13 Feb 2011



The house is thick with the smell of a Full English: sausage, bacon, mushrooms. tomatoes and -chips by special request. Once every three weeks g’son stays overnight when he’s visiting his father. This started because his poor mother found it difficult to deal with the grumps before and after the visit and it worked better to have him leave from my house. Happily he doesn’t get the grumps with me. Mothers always bear the brunt of the troubled emotions - I remember! Things are better now but there is always some tension in him, though his visits have been pared down by Saturday morning school and the grumps have faded a little as he gets better at dealing with his father’s probing questions and bitterness. Still, he needs building up for the experience.

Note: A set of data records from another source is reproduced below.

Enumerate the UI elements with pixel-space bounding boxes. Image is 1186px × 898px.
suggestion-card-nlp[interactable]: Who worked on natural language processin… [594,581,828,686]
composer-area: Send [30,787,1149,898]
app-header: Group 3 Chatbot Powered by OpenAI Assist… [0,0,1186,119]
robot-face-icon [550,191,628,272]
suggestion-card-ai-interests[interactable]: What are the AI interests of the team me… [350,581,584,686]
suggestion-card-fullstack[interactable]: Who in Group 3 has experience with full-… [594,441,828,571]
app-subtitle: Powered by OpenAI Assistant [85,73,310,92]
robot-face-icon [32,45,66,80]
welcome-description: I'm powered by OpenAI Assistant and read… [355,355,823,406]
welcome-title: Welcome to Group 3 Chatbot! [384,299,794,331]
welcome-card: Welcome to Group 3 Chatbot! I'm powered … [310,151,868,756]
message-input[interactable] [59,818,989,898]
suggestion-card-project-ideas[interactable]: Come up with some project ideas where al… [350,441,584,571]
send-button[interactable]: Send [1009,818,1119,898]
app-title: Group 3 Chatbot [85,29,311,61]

He also needs, more cheerfully, building up for the front line in the scrum. As above, second from the left next to the green gumguard, and invisible in the front line of pre-scrumdown. He is, we are told, a useful rugby player, has won his full colours and when the star player dislocated a shoulder and broke a collar bone he was promoted to prop forward (I think) in which place he gets the full force of the collapse if there is one, so his mother has checked the insurance. The bruises he comes home with are appalling but he tells the tale of each one with relish. Apart from the real and present danger we have much to thank rugby for. It’s been instrumental in a breakthrough at school. He now has respect from the girls (some of them, probably not the academics) as a jock and glory in the eyes of the ankle-biters. The team are going On Tour before the end of term; also a good thing as he gets used to being away from home. I don’t think they are playing the All Blacks.

Now I have time to review my week. It’s been a long one. Daughter went to London to do one of the stages of her cranial osteopathy trainings and happily was able to stay with her sister. She came back tired and , having had time to see her life from a distance for a few days, reluctant to take up the reins of four jobs, in variable order depending on the times: osteopathy, the shop, her son, and her partner who still has terrible back pain (waiting for a scan, probably facing another operation) and depression. I don’t know how she does it and am full of admiration. She is like her father, able to put her head down and get on with things, determined and very, very able They are both Aries. Don’t know if that explains anything.

All three of the offspring are working really hard and it does rather put me to shame. Still, I take heart in having got a few things right. Not sure what...

On a personal level not much to report. I bought two nice stone rubbings of Pictish carvings, an eagle and a deer. The chap uses beeswax crayons on cotton for the rubbing and then prints the results again onto cotton. They are a reasonable price but when I went to ask about getting them framed found I would have to spend rather more on one frame than I paid for both rubbings so I’m a bit stumped. Good ready-made frames aren’t easy to get up here and they are an awkward shape - square. Didn’t see anything helpful in Tesco!

I do most of my shopping on line or from catalogues these days. We don’t have much choice of clothing for instance. Daughter came back with ecstatic reports of a girly afternoon spent with her sister trying on dresses in Chiswick. She scored two little numbers from the sales, £20 each and looking amazing. One skimpy bit of nothing I never would have been able to wear but she takes after her father’s mother there too - that flat-chested lady must have looked very good in flapper styles in her day.

Reading has been taking a back burner but I’ve been enjoying re-reading Reginald Hill, especially ‘Arms and the Woman’ which book I read parts of the first time through, wanting to follow the main story. Now I have been back to read Ellie Pascoe’s ‘Comfort Blanket’ which might have been, at a guess an enjoyable exercise for RH as well as Ellie. I like his style and I like that he obviously enjoys himself when he writes, enjoys using his erudition, putting lots of quotes into the mouths of his characters, (never gratuitously) using the characters to toy with themes that interest or amuse him, experimenting with form. He’s always surprising. Long may his ink last.

Which was my ultimate frustration this week. Buying ink for an Epsom printer. I did get Tescos versions in the end but they are still pricey. The real ones - well I might as well have bought a new printer. I just hope the damn thing works now and I can get on with my project.

Update: It printed out 120 pages without hesitation, repetion or whatever the third thing is they have to avoid on 'Just a Minute.' Result!